Experimental program
Comparison scheme
Effect test

Embodiment 1

[0028] A. Put the pulverized material into the twin-screw extruder, set the working temperature of the twin-screw extruder cavity, the speed of the extrusion screw, and the speed of the cutting machine, and extrude the material at the template at the exit of the twin-screw extruder Pressing and forming; then drying and cooling to obtain brown rice small discs;

[0029] B, mix white granulated sugar, milk powder and water, obtain the frozen slurry after freezing;

[0030] C. Mix brown rice flakes, super-high gelatin egg protein powder and frozen slurry, and perform homogenization and aging treatment;

[0031] D. Quickly freeze and harden below -10°C, and put it into an ice cream machine to make ice cream.
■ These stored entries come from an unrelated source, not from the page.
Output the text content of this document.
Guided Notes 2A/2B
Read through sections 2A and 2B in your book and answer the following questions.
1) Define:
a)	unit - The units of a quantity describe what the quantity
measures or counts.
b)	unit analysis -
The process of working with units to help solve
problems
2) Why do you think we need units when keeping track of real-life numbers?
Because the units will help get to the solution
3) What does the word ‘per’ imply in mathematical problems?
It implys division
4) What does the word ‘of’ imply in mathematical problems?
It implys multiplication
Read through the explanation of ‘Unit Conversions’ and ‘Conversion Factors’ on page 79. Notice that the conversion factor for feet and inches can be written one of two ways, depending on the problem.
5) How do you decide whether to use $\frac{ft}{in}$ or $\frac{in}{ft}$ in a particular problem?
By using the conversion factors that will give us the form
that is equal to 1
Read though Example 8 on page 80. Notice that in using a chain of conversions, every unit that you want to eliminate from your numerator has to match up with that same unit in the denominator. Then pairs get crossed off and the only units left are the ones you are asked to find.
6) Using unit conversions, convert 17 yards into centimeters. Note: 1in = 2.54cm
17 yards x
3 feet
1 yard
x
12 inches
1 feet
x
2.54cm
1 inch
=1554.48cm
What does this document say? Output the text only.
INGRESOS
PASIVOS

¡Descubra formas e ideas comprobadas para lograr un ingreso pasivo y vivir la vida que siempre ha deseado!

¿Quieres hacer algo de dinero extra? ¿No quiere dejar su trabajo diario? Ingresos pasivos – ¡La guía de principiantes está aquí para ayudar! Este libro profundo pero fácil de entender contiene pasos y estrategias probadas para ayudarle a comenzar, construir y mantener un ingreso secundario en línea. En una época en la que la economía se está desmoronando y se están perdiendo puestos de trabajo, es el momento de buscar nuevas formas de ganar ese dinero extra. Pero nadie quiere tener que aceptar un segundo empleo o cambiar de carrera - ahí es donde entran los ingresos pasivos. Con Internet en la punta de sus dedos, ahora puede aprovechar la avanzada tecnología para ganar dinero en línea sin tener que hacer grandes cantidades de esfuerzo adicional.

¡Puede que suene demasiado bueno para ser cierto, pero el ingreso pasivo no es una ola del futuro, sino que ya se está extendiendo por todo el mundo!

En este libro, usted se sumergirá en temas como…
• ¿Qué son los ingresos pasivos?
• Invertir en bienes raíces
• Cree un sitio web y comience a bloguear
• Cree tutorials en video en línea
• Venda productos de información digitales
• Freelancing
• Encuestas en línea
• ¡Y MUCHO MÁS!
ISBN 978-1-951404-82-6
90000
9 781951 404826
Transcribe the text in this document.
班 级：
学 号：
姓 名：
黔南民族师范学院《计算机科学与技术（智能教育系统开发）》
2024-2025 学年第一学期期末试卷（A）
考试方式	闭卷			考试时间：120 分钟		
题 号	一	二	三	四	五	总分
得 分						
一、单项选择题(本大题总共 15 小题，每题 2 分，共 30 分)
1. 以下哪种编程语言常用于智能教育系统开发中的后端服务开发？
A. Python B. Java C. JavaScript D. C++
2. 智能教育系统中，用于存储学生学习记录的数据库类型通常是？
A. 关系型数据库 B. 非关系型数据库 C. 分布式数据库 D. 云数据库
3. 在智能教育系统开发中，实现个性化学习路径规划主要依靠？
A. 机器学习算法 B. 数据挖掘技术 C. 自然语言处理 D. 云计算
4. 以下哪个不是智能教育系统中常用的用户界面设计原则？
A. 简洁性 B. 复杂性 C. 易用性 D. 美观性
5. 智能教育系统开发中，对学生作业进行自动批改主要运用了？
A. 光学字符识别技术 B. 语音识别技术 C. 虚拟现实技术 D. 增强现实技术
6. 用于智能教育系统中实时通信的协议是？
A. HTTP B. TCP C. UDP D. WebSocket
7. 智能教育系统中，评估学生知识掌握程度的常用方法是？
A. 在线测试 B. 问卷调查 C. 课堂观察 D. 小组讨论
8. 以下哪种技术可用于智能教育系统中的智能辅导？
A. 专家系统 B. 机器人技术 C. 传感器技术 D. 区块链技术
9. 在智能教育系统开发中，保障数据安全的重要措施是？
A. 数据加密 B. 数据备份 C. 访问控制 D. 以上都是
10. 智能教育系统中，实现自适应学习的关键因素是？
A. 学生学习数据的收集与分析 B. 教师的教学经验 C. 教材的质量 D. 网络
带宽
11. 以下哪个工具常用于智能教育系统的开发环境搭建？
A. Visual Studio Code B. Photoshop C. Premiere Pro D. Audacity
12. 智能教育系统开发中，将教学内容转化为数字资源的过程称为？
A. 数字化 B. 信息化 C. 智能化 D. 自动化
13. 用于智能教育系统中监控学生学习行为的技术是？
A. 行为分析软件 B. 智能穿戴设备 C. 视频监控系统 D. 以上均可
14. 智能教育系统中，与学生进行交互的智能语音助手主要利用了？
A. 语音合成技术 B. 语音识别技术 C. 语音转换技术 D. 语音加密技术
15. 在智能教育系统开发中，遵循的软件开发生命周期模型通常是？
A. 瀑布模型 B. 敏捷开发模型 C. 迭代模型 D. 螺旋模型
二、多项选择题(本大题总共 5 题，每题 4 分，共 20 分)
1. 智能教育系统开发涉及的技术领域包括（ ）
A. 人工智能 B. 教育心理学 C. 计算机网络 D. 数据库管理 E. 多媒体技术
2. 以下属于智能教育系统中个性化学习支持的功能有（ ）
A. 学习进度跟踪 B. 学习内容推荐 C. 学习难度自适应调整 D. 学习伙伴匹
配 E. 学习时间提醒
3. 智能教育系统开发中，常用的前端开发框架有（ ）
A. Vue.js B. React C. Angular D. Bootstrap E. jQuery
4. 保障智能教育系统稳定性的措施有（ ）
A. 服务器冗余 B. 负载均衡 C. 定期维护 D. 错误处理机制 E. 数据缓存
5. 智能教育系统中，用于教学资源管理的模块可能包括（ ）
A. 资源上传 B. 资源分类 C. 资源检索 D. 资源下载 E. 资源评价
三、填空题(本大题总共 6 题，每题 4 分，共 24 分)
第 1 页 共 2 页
[0032] For the manufacturing method of the brown rice discs in the step A of the present invention, refer to the manufacturing method disclosed in the Chinese invention patent CN103815299A, a method for whole grain instant nutritional porridge.

[0033] The particle size o...

Embodiment 2

[0041] A. Put the pulverized material into the twin-screw extruder, set the working temperature of the twin-screw extruder cavity, the speed of the extrusion screw, and the speed of the cutting machine, and extrude the material at the template at the exit of the twin-screw extruder Pressing and forming; then drying and cooling to obtain brown rice small discs;

[0042] B, mix white granulated sugar, milk powder and water, obtain the frozen slurry after freezing;

[0043] C. Mix brown rice flakes, super-high gelatin egg protein powder and frozen slurry, and perform homogenization and aging treatment;

[0044] D. Quickly freeze and harden below -10°C, and put it into an ice cream machine to make ice cream.

[0045] For the manufacturing method of the brown rice discs in the step A of the present invention, refer to the manufacturing method disclosed in the Chinese invention patent CN103815299A, a method for whole grain instant nutritional porridge.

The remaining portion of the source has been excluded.